Clissold, Gillian Rosalind Gunn
(2001)
Coercion versus co-optation: Western relations with the MPLA and FRELIMO from 1956 to 1976.
PhD thesis, London School of Economics and Political Science.
Abstract
This thesis analyses the development of Western relations with the Popular Movement for the Liberation of Angola (MPLA) and the Front for the Liberation of Mozambique (FRELIMO) from 1956 to 1976. It concludes that nationalist attitudes were influenced by eleven factors, of which only one--perception of Western policies--was consistently present in every time period. Even when a movement was becoming increasingly hostile to the West due to other factors, perception of a friendly Western attitude was capable of producing a positive nationalist response. Although seven factors shaped Western policies, in general governments reacted in accord with the impact of nationalist policies on interests deemed important. For cold war-focussed countries, a movement's policies were only examined to determine their influence on that international competition. Because both nationalist groups had ties with the socialist world, and because Portugal threatened to deny Western access to the Azores base if the West courted the nationalists, cold war-focussed states such as the United States avoided co-optation initiatives.
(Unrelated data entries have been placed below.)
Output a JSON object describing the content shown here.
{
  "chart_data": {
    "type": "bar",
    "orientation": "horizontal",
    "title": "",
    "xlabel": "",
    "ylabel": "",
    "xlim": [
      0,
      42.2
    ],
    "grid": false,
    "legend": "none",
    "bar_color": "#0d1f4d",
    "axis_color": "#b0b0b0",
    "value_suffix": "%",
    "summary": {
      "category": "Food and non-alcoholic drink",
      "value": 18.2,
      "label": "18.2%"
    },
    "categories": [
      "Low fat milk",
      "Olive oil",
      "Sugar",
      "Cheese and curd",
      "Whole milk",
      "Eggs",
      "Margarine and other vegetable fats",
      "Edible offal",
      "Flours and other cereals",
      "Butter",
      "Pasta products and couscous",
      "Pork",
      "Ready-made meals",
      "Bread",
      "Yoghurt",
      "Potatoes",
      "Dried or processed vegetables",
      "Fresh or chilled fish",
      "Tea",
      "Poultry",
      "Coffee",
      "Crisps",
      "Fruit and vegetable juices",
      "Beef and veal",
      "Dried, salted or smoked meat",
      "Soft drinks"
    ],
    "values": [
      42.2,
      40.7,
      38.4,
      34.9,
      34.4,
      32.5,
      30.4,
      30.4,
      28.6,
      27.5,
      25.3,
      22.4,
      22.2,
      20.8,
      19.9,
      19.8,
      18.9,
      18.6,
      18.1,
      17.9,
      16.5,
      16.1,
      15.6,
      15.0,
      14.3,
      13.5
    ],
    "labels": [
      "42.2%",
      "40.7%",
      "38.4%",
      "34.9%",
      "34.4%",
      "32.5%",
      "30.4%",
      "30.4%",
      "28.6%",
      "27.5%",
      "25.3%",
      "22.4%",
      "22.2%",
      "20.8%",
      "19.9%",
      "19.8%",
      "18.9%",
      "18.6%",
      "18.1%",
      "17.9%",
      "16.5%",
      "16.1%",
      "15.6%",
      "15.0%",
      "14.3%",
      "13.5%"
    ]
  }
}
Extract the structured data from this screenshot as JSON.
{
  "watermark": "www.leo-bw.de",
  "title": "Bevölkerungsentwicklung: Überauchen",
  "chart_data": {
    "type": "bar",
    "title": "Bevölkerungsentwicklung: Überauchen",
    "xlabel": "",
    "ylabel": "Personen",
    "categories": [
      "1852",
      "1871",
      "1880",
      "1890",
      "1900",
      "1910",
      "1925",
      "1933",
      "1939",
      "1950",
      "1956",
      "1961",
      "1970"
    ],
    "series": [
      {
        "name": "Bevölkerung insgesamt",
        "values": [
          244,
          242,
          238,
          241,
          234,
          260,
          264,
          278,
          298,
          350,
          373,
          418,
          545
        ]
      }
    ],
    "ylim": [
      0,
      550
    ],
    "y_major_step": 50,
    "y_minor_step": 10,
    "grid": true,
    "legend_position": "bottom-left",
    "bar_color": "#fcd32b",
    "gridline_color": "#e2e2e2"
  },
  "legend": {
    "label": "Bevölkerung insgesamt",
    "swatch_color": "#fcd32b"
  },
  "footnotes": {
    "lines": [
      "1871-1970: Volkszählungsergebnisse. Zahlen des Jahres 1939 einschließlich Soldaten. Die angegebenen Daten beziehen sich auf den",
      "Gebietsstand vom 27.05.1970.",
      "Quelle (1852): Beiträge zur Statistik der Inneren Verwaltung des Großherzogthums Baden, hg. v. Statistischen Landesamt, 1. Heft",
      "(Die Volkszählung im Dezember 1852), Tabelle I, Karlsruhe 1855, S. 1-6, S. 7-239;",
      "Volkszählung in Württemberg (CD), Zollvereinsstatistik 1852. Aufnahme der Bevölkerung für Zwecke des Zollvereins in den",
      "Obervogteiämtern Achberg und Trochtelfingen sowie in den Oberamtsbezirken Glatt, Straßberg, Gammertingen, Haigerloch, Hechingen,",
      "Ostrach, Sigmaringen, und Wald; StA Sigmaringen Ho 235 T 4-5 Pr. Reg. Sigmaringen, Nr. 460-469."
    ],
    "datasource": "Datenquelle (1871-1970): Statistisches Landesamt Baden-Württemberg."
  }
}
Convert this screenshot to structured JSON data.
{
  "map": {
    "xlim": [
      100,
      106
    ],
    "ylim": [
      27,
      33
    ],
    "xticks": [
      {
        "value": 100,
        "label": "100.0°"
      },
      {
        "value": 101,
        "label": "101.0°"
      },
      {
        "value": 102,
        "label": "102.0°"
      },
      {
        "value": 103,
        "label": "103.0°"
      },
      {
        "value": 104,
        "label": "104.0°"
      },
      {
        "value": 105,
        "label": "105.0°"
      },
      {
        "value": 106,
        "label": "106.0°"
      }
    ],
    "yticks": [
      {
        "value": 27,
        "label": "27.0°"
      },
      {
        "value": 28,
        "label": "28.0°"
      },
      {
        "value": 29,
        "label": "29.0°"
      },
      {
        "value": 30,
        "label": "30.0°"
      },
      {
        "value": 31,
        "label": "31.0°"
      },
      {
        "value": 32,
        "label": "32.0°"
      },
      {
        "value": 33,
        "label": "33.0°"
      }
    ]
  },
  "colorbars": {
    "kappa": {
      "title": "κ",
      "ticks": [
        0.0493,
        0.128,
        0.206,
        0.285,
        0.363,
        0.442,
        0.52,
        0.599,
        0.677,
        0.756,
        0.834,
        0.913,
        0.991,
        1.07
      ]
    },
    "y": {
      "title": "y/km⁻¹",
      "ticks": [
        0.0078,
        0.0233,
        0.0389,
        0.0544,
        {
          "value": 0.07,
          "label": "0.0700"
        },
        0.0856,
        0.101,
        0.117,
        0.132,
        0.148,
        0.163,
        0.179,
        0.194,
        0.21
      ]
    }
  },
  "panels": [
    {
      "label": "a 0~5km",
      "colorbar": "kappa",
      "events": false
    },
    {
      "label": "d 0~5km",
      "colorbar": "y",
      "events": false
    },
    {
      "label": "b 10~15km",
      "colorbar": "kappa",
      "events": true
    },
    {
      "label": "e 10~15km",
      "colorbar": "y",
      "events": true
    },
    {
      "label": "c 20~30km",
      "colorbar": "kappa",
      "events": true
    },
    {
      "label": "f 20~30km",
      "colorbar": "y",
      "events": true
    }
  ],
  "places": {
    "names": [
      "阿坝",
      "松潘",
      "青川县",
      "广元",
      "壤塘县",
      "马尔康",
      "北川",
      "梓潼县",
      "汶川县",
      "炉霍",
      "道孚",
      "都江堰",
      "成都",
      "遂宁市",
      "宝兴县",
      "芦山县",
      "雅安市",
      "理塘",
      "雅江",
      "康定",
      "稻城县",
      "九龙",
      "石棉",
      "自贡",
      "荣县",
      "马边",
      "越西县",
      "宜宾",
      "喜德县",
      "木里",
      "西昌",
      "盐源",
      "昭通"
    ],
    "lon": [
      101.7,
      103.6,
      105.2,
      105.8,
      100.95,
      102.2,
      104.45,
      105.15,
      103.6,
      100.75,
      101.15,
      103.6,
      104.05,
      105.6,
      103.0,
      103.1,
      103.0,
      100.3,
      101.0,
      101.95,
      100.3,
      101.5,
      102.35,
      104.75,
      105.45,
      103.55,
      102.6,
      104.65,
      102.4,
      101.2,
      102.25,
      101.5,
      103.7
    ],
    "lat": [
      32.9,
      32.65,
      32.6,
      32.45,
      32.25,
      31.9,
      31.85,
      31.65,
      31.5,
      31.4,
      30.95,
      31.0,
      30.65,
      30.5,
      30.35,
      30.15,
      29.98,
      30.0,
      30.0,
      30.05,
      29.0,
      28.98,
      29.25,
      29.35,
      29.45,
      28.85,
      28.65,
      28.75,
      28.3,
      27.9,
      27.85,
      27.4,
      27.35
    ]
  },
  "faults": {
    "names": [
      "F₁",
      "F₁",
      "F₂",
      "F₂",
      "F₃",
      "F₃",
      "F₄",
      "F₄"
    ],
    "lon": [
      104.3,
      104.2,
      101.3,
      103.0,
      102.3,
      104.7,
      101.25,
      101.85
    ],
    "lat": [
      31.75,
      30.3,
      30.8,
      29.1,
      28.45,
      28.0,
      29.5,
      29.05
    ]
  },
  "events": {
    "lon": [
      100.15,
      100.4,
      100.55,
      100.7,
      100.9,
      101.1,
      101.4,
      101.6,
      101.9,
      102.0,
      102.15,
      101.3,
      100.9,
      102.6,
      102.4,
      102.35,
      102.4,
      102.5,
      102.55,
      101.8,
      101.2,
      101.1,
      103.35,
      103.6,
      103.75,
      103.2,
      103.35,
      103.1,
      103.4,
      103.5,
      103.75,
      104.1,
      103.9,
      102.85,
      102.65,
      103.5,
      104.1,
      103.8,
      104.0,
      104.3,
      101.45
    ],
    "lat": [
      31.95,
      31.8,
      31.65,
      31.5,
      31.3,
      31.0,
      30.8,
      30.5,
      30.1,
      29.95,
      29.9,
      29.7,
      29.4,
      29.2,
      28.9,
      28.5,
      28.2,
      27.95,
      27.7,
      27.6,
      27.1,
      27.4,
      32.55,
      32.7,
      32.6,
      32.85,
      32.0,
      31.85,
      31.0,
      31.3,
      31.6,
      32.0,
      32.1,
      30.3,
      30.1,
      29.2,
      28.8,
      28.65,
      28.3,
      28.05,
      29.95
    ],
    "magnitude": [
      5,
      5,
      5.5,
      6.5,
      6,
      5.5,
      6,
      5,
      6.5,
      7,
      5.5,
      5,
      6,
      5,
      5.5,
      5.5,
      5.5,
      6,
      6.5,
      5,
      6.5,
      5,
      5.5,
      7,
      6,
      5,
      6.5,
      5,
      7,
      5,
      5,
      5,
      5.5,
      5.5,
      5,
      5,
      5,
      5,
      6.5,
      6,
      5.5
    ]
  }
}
Those states with wider ties to the area tended to evaluate the impact of the whole spectrum of nationalist policies on regional interests when determining strategies. Countries with broad ties to the region, such as Britain, were capable of overlooking a movement's socialist alliances and adopting co-optation policies if the group was deemed willing and able to further the Western state's interests in the region. The thesis also concludes that co-optation policies would have better protected Western interests than the coercion or neglect strategies so often selected and that such an approach would have produced stronger results in FRELIMO than in the MPLA. However, due to the interplay of other factors, even if subjected to consistently positive Western policies neither movement would have become a close Western ally.